Nieżyjący już Elliott Smith był bez wątpienia jednym z największych piosenkarzy i autorów tekstów swojego pokolenia. Sława ostatecznie go złamała, a artysta przez cały czas miał ataki z nadmiernym piciem. Pewnej nocy Smith wykonał najpiękniejszy set, jaki kiedykolwiek słyszałeś. Następnie zagrał ostatnie trzy piosenki i ze łzami w oczach wybiegł ze sceny, na wpół pijany. Niezwykle utalentowany pieśniarz miał swoje demony.

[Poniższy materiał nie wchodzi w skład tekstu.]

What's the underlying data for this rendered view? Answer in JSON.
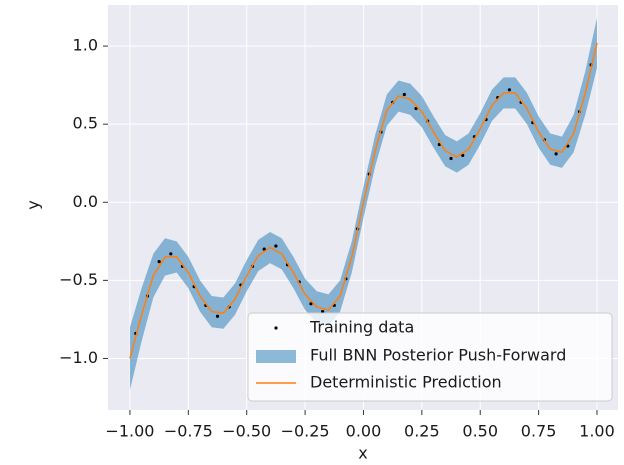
{
  "chart_data": {
    "type": "line",
    "xlabel": "x",
    "ylabel": "y",
    "xlim": [
      -1.094,
      1.09
    ],
    "ylim": [
      -1.33,
      1.263
    ],
    "xticks": [
      {
        "value": -1.0,
        "label": "−1.00"
      },
      {
        "value": -0.75,
        "label": "−0.75"
      },
      {
        "value": -0.5,
        "label": "−0.50"
      },
      {
        "value": -0.25,
        "label": "−0.25"
      },
      {
        "value": 0.0,
        "label": "0.00"
      },
      {
        "value": 0.25,
        "label": "0.25"
      },
      {
        "value": 0.5,
        "label": "0.50"
      },
      {
        "value": 0.75,
        "label": "0.75"
      },
      {
        "value": 1.0,
        "label": "1.00"
      }
    ],
    "yticks": [
      {
        "value": -1.0,
        "label": "−1.0"
      },
      {
        "value": -0.5,
        "label": "−0.5"
      },
      {
        "value": 0.0,
        "label": "0.0"
      },
      {
        "value": 0.5,
        "label": "0.5"
      },
      {
        "value": 1.0,
        "label": "1.0"
      }
    ],
    "grid": true,
    "background": "#eaeaf2",
    "legend": "lower right",
    "x": [
      -1.0,
      -0.95,
      -0.9,
      -0.85,
      -0.8,
      -0.75,
      -0.7,
      -0.65,
      -0.6,
      -0.55,
      -0.5,
      -0.45,
      -0.4,
      -0.35,
      -0.3,
      -0.25,
      -0.2,
      -0.15,
      -0.1,
      -0.05,
      0.0,
      0.05,
      0.1,
      0.15,
      0.2,
      0.25,
      0.3,
      0.35,
      0.4,
      0.45,
      0.5,
      0.55,
      0.6,
      0.65,
      0.7,
      0.75,
      0.8,
      0.85,
      0.9,
      0.95,
      1.0
    ],
    "training": {
      "name": "Training data",
      "color": "#000000",
      "x": [
        -0.975,
        -0.925,
        -0.875,
        -0.825,
        -0.775,
        -0.725,
        -0.675,
        -0.625,
        -0.575,
        -0.525,
        -0.475,
        -0.425,
        -0.375,
        -0.325,
        -0.275,
        -0.225,
        -0.175,
        -0.125,
        -0.075,
        -0.025,
        0.025,
        0.075,
        0.125,
        0.175,
        0.225,
        0.275,
        0.325,
        0.375,
        0.425,
        0.475,
        0.525,
        0.575,
        0.625,
        0.675,
        0.725,
        0.775,
        0.825,
        0.875,
        0.925,
        0.975
      ],
      "y": [
        -0.84,
        -0.6,
        -0.38,
        -0.33,
        -0.41,
        -0.54,
        -0.66,
        -0.73,
        -0.67,
        -0.53,
        -0.41,
        -0.3,
        -0.28,
        -0.4,
        -0.51,
        -0.65,
        -0.7,
        -0.66,
        -0.49,
        -0.17,
        0.18,
        0.45,
        0.64,
        0.69,
        0.6,
        0.52,
        0.37,
        0.28,
        0.3,
        0.42,
        0.53,
        0.67,
        0.72,
        0.64,
        0.51,
        0.4,
        0.31,
        0.36,
        0.58,
        0.88
      ]
    },
    "band": {
      "name": "Full BNN Posterior Push-Forward",
      "color": "#1f77b4",
      "opacity": 0.5,
      "lower": [
        -1.2,
        -0.89,
        -0.61,
        -0.47,
        -0.45,
        -0.55,
        -0.7,
        -0.8,
        -0.81,
        -0.72,
        -0.57,
        -0.44,
        -0.39,
        -0.43,
        -0.55,
        -0.69,
        -0.77,
        -0.79,
        -0.7,
        -0.45,
        -0.1,
        0.23,
        0.49,
        0.58,
        0.56,
        0.48,
        0.35,
        0.23,
        0.19,
        0.24,
        0.37,
        0.52,
        0.6,
        0.6,
        0.5,
        0.35,
        0.24,
        0.22,
        0.32,
        0.56,
        0.86
      ],
      "upper": [
        -0.8,
        -0.55,
        -0.33,
        -0.23,
        -0.25,
        -0.35,
        -0.5,
        -0.6,
        -0.61,
        -0.52,
        -0.37,
        -0.24,
        -0.19,
        -0.23,
        -0.35,
        -0.49,
        -0.57,
        -0.59,
        -0.5,
        -0.25,
        0.1,
        0.43,
        0.69,
        0.78,
        0.76,
        0.68,
        0.55,
        0.43,
        0.39,
        0.44,
        0.57,
        0.72,
        0.8,
        0.8,
        0.7,
        0.55,
        0.44,
        0.42,
        0.56,
        0.84,
        1.18
      ]
    },
    "prediction": {
      "name": "Deterministic Prediction",
      "color": "#ff7f0e",
      "values": [
        -1.0,
        -0.72,
        -0.47,
        -0.35,
        -0.35,
        -0.45,
        -0.6,
        -0.7,
        -0.71,
        -0.62,
        -0.47,
        -0.34,
        -0.29,
        -0.33,
        -0.45,
        -0.59,
        -0.67,
        -0.69,
        -0.6,
        -0.35,
        0.0,
        0.33,
        0.59,
        0.68,
        0.66,
        0.58,
        0.45,
        0.33,
        0.29,
        0.34,
        0.47,
        0.62,
        0.7,
        0.7,
        0.6,
        0.45,
        0.34,
        0.32,
        0.44,
        0.7,
        1.02
      ]
    }
  }
}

„Between the Bars” jest najlepszym przykładem, dotykającym eskapizmu i zasłony, jaką może zapewnić dobry giętarz („napij się ze mną teraz i zapomnij o presji dni, rób to, co mówię”). W bolesnym hołdzie dla swego rodzaju Portland (zwłaszcza Old Portland, gdzie mieszkał przez wiele lat), Smith wspomina pijanego waltornistę jako część parady. To spektakl, który wydaje mu się zabawny, ale także boleśnie znajomy, a dwie postacie stają się jednym, gdy boleśnie piękna piosenka dobiega końca.

Dzieci zimnej wojny

Na najlepszym albumie zespołu z Long Beach, Robbers & Cowards, Cold War Kids opowiada upojną historię o utworze „We Used to Vacation”. To otrzeźwiająca opowieść o alkoholizmie i sosie jeździeckim jako boi, próbując być szlachetnym człowiekiem rodzinnym. To amerykańska opowieść, którą każdy z rodziną i dostępem do minibaru może zrozumieć, opowiedziana przez fantastyczny indie-rock.

Srebrni Żydzi

Choć można go było zacytować, David Berman ze Srebrnych Żydów miał tendencję do nadużywania jakiegoś rodzaju alkoholu. Gin i piwo przenikały do jego tekstów, poetycko wyjaśniając próby i udręki życia w Ameryce. Napój stał w pobliżu, od „Horseleg Swastyka” do „Rady dla absolwenta”. „Twój trzeci drink sprowadzi cię na manowce” - ostrzegł w drugiej piosence, chociaż wszyscy tam byliśmy. „Wędrując zaułkami świata”.

Jeff Buckley

Podziękowania dla wielkiego NinSimone za podniesienie jakości piosenki i dla Jeffa Buckleya za jej uwiecznienie. „Wino bzu” to romantyczne spojrzenie na wino i nietrzeźwość, podróż w kontakcie z drzewem owocowym i sam proces produkcji wina. „Wino z bzu jest słodkie i mocne, jak moja miłość” - śpiewa. „Wino liliowe, czuję się niepewnie, jak moja miłość”. Znakomity.

George Thorogood

Boogie-rocker George Thorogood lubi wielozadaniowość. Jego klasyczny „Jeden burbon, jedna szkocka, jedno piwo” to lżejsze spojrzenie na naprawdę zły dzień. Siedzi przy barze, delektując się mnóstwem napojów i zapominając o kłopotach z pracą i współmałżonkiem. „Wysoki człowieku Gonnget posłuchaj mnie” - mówi. „Jeden drink to za mało, lepiej zrób to trzy. Chcę się upić, wyjaśnię to naprawdę. Chcę jednego bourbona, jednej szkockiej i jednego piwa”.

Kocia moc

Krzyki do gorzałki to nie tylko gra smutnego człowieka. Chan Marshall, AKCat Power, miał intymny związek z tym materiałem, wykorzystując go jako mechanizm radzenia sobie z depresją, której doświadczyła kilka lat temu. „Lived in Bars” z niesamowitej płyty The Greatest oddaje to wszystko. „Mieszkaliśmy w barach i tańczyliśmy na stołach” - śpiewa. „Hotele, pociągi, statki, które pływają, pływamy z rekinami i latamy samolotami w powietrzu”.